A history of cooperation 

GWP’s recent work in Panama is made possible by a long history of collaboration with the government of Panama as well as other water stakeholders. GWP Panama was formed in 2007, and GWP was instrumental in the creation of Panama’s first National IWRM Plan in 2011 when it developed the design workshops for the planning process, and then provided technical support to put the plan into practice. 

GWP’s help is not limited to IWRM planning however, with its work on water in Panama taking many other forms. Recent examples (2018-2022) include workshops to share technical water knowledge through the online IWRM Action Hub; regional exchanges to help governments access climate finance and advance in transboundary water issues; trainings on gender mainstreaming; work on a pilot project for a wind-powered water pump; and support to the Panama chapter of the Central America Water Youth Network. This keeps GWP engaged with different types of actors and topics, all of which keep the network alive and strengthen links between water actors in Panama. 

From planning to action 

Now that the Action Plan is in place, Panama has selected priority strategic actions to finance and implement it. With the facilitation of GWP, action is already underway in the Parita river basin, a river in the Arco Seco surrounded by dry and degraded land. Workshops began in September 2022 to advance the following areas: 

  • Basin-level planning: a diverse group of organisations met to identify project ideas to advance basin management for the Rio Parita. 
  • Investments: Together with action planning, the team working in the Parita will build a financing mechanism.
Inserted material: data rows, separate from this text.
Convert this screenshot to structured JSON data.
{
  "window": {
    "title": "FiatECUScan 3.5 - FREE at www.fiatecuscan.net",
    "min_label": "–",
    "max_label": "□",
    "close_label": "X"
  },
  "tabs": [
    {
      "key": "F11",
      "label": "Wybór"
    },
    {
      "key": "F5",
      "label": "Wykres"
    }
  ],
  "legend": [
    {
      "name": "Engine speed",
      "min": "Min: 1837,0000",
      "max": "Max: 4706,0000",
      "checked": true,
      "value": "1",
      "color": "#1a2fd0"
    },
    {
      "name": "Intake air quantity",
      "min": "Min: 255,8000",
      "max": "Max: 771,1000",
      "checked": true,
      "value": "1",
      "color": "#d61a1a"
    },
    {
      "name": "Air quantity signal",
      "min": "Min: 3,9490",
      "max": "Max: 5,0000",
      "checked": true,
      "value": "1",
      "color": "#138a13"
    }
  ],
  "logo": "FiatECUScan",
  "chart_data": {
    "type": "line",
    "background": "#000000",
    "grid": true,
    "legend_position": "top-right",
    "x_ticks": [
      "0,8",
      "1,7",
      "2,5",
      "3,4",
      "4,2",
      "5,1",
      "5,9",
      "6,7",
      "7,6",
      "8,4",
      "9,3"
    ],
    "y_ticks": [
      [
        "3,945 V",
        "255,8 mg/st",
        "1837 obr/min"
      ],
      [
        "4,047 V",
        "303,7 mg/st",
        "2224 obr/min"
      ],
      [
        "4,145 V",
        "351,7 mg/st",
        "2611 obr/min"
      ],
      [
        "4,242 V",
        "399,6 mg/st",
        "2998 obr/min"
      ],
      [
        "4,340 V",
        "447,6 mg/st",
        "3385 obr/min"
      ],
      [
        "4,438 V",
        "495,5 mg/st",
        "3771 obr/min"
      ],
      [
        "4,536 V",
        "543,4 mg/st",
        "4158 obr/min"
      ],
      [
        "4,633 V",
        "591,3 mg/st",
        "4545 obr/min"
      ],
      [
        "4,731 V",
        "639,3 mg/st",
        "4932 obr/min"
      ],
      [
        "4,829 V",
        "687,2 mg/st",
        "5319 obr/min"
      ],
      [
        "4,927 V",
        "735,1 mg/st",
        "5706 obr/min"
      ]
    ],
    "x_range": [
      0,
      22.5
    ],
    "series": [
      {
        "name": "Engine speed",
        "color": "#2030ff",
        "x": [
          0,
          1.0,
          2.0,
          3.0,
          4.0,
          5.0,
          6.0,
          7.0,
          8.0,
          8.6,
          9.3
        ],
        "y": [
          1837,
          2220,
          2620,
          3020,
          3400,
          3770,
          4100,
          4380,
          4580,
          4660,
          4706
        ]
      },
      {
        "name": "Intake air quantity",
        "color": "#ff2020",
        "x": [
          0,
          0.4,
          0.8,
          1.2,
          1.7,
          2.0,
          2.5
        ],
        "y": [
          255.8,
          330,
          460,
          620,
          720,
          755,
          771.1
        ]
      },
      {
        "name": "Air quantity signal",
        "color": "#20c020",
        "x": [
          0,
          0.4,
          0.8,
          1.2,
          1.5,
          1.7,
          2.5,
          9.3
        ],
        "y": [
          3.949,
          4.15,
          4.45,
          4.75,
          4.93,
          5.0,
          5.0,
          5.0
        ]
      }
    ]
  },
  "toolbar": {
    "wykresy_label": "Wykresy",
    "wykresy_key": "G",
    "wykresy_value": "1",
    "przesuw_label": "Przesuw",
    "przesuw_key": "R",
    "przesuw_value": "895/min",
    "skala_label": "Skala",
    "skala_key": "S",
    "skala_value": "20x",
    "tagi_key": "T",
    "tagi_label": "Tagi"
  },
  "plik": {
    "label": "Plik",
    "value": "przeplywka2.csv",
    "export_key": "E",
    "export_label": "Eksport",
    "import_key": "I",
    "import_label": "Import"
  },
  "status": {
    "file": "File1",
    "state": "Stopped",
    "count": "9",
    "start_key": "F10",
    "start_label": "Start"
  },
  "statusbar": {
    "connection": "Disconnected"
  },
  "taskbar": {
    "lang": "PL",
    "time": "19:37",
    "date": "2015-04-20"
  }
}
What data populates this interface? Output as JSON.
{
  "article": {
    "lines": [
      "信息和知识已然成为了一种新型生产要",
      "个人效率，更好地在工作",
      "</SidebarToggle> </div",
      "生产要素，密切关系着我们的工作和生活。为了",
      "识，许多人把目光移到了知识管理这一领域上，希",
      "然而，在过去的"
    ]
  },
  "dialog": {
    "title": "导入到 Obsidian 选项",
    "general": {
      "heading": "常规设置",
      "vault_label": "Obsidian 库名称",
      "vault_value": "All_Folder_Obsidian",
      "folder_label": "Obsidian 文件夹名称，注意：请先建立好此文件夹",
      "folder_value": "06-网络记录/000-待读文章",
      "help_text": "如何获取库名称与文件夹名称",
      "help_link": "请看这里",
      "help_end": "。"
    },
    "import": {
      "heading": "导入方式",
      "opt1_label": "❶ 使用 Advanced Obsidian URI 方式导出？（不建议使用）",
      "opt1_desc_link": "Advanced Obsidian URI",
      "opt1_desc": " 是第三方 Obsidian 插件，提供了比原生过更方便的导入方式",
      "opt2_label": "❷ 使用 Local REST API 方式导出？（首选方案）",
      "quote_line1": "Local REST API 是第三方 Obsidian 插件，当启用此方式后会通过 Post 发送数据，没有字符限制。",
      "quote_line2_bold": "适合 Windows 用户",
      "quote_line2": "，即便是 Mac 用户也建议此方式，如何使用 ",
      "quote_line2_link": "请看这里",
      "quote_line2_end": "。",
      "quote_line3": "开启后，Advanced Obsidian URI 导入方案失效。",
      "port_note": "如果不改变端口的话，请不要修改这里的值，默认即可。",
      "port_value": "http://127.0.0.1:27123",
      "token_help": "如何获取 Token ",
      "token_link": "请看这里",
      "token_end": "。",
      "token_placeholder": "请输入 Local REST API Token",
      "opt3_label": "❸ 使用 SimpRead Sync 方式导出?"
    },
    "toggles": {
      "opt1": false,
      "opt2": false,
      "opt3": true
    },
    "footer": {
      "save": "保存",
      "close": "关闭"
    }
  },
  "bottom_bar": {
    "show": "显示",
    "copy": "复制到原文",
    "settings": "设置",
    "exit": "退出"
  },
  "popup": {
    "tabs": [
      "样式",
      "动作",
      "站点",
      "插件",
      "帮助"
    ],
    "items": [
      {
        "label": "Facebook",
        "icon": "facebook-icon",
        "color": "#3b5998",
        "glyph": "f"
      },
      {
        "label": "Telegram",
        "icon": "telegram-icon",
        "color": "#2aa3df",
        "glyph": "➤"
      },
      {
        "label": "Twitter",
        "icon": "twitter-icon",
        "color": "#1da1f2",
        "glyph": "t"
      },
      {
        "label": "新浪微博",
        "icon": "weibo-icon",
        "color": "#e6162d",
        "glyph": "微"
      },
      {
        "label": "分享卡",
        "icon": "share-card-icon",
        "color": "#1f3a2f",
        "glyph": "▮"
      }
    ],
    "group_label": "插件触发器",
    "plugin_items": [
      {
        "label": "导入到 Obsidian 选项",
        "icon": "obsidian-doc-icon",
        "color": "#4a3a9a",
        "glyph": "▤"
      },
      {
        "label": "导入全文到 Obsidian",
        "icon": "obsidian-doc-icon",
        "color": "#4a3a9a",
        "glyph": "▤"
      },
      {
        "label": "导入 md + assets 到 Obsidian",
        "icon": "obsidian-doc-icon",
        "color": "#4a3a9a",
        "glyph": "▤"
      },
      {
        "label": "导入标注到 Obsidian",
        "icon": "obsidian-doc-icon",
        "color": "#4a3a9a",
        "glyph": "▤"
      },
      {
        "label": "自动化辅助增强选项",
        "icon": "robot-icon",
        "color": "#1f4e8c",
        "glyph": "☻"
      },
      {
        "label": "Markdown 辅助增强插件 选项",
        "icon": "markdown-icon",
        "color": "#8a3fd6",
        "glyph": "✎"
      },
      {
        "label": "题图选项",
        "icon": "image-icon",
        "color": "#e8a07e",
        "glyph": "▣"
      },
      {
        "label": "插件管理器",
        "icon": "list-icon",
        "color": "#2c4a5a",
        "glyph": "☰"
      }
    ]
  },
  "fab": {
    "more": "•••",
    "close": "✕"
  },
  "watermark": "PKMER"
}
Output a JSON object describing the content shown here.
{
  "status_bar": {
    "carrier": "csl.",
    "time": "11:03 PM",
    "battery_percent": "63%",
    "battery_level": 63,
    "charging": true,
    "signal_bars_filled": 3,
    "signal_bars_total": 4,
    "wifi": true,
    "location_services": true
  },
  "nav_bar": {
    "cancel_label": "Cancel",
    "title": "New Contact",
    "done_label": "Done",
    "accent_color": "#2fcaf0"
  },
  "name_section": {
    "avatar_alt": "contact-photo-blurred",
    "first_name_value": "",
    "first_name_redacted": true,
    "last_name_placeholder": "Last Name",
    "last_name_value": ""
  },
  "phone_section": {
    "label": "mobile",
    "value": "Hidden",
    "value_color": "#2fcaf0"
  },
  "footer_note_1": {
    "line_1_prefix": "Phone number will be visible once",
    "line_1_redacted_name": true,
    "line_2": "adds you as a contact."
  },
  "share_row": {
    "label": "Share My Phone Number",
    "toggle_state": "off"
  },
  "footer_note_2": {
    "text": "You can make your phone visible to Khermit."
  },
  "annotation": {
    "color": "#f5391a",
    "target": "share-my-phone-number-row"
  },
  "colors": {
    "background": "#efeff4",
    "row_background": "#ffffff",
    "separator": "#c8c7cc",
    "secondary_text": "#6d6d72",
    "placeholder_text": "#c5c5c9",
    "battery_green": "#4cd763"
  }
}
They are already engaging with private companies and other organizations in the basin to outline ways they can contribute as responsible water users - not just donors. 
  • Groundwater study: given the serious need for better data on groundwater, a groundwater study in the basin is in initial stages.  

Based on the Parita pilot initiative, the experience will be replicated on more of Panama’s rivers using lessons learned from this pilot. 

Because of the cross-cutting nature of water, IWRM improvements spark broader change. The SDG data collection and resulting Action Plan are part of a long trend of building political energy for better water management in Panama. This political will led to other water-related achievements in 2021, including:

  • The National Assembly approved the creation of the Meteorological and Hydrological Institute of Panama (IMHPA) in April 2021 
  • The Ministry of Environment approved a national study on aquifers 
  • Environmental management instruments including Environmental Impact Assessments and Environmental Audits (AA) were updated to take IWRM into account 
  • Initial design of a water footprinting mechanism for businesses and municipalities is underway 
  • What’s next? 

    • Completing and implementing a resource mobilisation plan: actions to raise resources to cover the remaining budget of the IWRM Action Plan have been outlined and will be taken forward. This will include targeting not just fiscal budgets, but also private sector actors that are significant water users on specific rivers. 
    • Scaling basin-level planning from the Parita river: once the pilot is complete, basin planning exercises will extend to new basins, with the continued support of GWP Panama. 
    • Advance on the establishment of agreements for transboundary basin management 

    What is a GWP impact story?

    GWP’s activities influence water governance for a water secure world. We measure our impact in terms of enhanced quality of life for populations and increased water-related investment. Our impact stories are our vehicle to tell what is behind those numbers.